因為奶娘要喂奶,車隊便在路邊停了下來,護衛訓練有素得將馬車圍在中間。詡依白身為男子,自然不方便呆在馬車裏,便出去叫了後麵馬車裏麵的奶娘進去之後,自己上了後麵的馬車等候。
一般喂奶時間是一刻鍾,詡依白計算著時間,等到了一刻鍾沒見到奶娘沒出來卻聽到一陣嬰兒大哭的聲音,頓時覺得不妙,直接跳上馬車掀開車簾,便看到莫失語和奶娘都昏迷趴在車廂之中,而團子被莫失語抱在懷裏正在哇哇大哭。
“莫失語!”詡依白看著眼前的場景,瞬間隻覺得腦部充血整個人都快要瘋了,雙目赤紅深吸幾口氣才壓抑住狂跳的心髒,趕緊上前抱住莫失語,伸手要去探鼻息。
結果還沒探到鼻息,便感覺腹部一痛,隻見一根發簪深深紮進了腹部,劇痛傳來讓詡依白疼得不由悶哼一聲。
而懷裏抱著的人猛地睜開眼,那眼神裏麵都是凜冽的殺意,絕對不是莫失語的眼神。
電光火石之間,詡依白已經想明白發生了什麼,不等對方再補刀,詡依白抬手一掌將懷裏的人打了出去,順手搶過團子抱在懷裏,整個人側身擋在了一旁趴著的奶娘前麵,冷眼看著眼前的人:“說出指使你的人,留你一個全屍。

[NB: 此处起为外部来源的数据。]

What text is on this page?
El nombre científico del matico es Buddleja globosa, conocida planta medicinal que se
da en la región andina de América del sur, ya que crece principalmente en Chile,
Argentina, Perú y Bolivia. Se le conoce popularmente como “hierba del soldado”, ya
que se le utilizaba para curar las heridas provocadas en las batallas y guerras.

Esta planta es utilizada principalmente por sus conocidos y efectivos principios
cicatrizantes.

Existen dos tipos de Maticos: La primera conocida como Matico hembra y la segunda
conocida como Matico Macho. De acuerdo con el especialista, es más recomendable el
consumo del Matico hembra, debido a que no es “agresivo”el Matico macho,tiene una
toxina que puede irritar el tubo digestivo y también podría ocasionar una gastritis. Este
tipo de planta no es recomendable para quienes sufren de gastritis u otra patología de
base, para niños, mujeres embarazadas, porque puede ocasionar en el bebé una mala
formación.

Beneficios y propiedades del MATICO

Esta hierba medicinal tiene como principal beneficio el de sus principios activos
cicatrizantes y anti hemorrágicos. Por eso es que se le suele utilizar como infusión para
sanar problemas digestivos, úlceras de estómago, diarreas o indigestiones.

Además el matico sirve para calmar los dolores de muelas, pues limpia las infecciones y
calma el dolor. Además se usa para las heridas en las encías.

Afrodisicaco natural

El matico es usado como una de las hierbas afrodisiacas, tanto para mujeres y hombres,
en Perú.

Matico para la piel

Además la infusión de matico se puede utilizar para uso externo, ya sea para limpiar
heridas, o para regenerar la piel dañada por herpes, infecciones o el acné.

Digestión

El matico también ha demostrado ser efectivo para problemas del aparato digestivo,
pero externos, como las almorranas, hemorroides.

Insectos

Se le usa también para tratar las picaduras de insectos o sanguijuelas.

”
“等你能活下來再說。”假扮成莫失語的殺手,被詡依白一掌打得吐出一口血,知曉自己逃不掉,一抬手毫不猶豫得在自己脖子上一抹,一道血痕飛濺噴在了雪白的褥子之上,然後便看到對方倒下隻剩一具屍體了。
顧不得腹部的傷口,詡依白咬牙將背後穿著奶娘衣裳的人翻過身,果然看到是莫失語的臉泛著青紫嘴唇烏青,顫抖著伸手隻感覺到十分微弱的鼻息,毫無疑問是中了毒。
即便是最毒的毒藥,要發作致死也需要時間,克製著自己的顫抖將隨身的藥瓶打開塞了一顆藥丸進莫失語嘴裏,然後丟了一顆進自己嘴裏,詡依白將團子小心翼翼放在她身邊,才對掀開車簾進來的侍衛道:“來人!”